The results of this review, based on descriptive statistics, may suggest that the success of the lateral MSFA procedure is independent of the graft type, at least in the short term. To verify this interpretation, formal statistical analyses on trustworthy and more detailed clinical data are needed. Also, long-term data on graft dimensional stability from evidence-based studies are needed.
自上颌窦底外提升术(MSFA)开展以来,其手术方式发生了显著变化,这主要归因于多种植骨材料和手术方案的引入,旨在为种植体提供可预测且持久的支持,并改善治疗效果。本系统评价的目的是基于随机临床试验,评估上颌窦底外提升术在植骨稳定性和种植体存留方面的表现。

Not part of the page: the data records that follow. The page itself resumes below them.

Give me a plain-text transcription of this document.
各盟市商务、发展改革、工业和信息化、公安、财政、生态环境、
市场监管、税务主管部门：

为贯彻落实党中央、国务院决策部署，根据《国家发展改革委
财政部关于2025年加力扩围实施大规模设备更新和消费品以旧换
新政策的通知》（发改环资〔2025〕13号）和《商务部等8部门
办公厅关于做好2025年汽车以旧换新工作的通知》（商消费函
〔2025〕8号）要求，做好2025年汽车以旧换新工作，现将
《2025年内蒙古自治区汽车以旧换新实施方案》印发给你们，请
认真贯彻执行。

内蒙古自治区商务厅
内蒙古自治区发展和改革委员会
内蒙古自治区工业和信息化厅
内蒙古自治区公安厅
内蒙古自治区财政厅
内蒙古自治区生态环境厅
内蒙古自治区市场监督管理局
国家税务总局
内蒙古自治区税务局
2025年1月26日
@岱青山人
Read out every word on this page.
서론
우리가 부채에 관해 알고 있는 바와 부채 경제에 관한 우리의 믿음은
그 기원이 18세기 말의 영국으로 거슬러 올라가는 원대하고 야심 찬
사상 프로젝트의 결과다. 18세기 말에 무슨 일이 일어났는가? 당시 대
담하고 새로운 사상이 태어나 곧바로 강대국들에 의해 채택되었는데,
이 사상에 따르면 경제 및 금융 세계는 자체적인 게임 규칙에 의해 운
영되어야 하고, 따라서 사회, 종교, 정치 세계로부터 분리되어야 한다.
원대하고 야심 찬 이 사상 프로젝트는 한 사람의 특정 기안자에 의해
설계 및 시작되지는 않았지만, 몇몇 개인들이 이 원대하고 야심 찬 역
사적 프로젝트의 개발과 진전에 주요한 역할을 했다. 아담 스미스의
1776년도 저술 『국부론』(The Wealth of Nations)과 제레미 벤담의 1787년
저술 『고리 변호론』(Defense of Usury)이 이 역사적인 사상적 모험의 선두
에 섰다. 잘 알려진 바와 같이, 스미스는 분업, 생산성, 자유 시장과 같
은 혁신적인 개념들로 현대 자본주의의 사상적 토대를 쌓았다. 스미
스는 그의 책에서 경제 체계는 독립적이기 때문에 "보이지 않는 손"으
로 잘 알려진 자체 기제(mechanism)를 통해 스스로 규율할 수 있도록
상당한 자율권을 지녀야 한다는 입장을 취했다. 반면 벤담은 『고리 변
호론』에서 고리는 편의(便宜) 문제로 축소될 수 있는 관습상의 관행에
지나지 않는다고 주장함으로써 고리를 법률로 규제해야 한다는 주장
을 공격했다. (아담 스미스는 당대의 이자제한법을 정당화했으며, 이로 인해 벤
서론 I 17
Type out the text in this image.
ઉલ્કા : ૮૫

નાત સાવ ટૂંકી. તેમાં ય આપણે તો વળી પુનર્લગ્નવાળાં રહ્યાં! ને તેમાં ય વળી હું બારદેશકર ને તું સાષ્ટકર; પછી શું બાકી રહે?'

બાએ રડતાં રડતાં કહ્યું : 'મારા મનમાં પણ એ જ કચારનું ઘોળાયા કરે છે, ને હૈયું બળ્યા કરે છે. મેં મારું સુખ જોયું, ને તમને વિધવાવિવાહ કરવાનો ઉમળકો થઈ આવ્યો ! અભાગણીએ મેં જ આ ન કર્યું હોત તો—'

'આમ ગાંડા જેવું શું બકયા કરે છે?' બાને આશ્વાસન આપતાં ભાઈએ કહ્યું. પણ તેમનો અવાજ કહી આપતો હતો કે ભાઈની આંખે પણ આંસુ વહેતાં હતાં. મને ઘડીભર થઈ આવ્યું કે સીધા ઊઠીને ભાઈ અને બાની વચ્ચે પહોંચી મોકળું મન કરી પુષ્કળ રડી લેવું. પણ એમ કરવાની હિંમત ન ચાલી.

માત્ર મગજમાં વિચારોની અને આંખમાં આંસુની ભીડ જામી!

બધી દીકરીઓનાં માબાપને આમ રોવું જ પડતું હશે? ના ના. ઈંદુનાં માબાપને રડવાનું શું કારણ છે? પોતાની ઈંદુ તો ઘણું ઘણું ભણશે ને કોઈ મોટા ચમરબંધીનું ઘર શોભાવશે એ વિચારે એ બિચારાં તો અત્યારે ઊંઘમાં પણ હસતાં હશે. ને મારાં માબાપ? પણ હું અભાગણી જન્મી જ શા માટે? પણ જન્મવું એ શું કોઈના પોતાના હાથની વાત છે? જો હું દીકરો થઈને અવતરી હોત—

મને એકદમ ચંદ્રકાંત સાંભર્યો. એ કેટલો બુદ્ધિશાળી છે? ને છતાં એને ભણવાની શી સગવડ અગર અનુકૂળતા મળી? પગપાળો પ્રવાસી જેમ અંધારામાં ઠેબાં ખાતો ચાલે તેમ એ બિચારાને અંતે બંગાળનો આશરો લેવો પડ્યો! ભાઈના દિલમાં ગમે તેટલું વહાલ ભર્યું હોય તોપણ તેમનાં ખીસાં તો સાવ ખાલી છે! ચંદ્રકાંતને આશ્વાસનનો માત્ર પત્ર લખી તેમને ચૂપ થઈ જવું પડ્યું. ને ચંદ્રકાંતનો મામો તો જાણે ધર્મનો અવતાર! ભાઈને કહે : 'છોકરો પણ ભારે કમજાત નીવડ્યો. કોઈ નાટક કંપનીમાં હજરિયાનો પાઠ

研究方案已在国际前瞻性系统评价注册库(PROSPERO)登记。对Medline、Embase和CENTRAL数据库进行了电子检索,并结合对主要相关期刊的手工检索以及灰色文献的搜索。纳入采用外提升术式的上颌窦底外提升术随机研究,这些研究报告了至少6个月愈合后的植骨高度或体积的影像学变化、种植体存留情况以及至少12个月负载后的边缘骨水平变化。由两名独立评审员筛选研究。纳入的研究使用ROB 2.0 Cochrane工具进行数据提取和偏倚风险评估。
在检索到的3922项研究中,49项研究(57篇文章)被纳入数据提取和定性分析。这些研究报道了1265例患者和1722例上颌窦底外提升术。13项研究偏倚风险低,30项存在一些问题,6项偏倚风险高。由于研究及其方法的特点,无法进行定量综合分析。总体种植体存留率在84.6%至100%之间,未发现与植骨材料相关的任何显著差异。
基于描述性统计的本评价结果可能表明,至少在短期内,外侧上颌窦底外提升术的成功与植骨类型无关。为验证这一解释,需要对可靠且更详细的临床数据进行正式统计分析。此外,还需要基于循证研究的植骨尺寸稳定性的长期数据。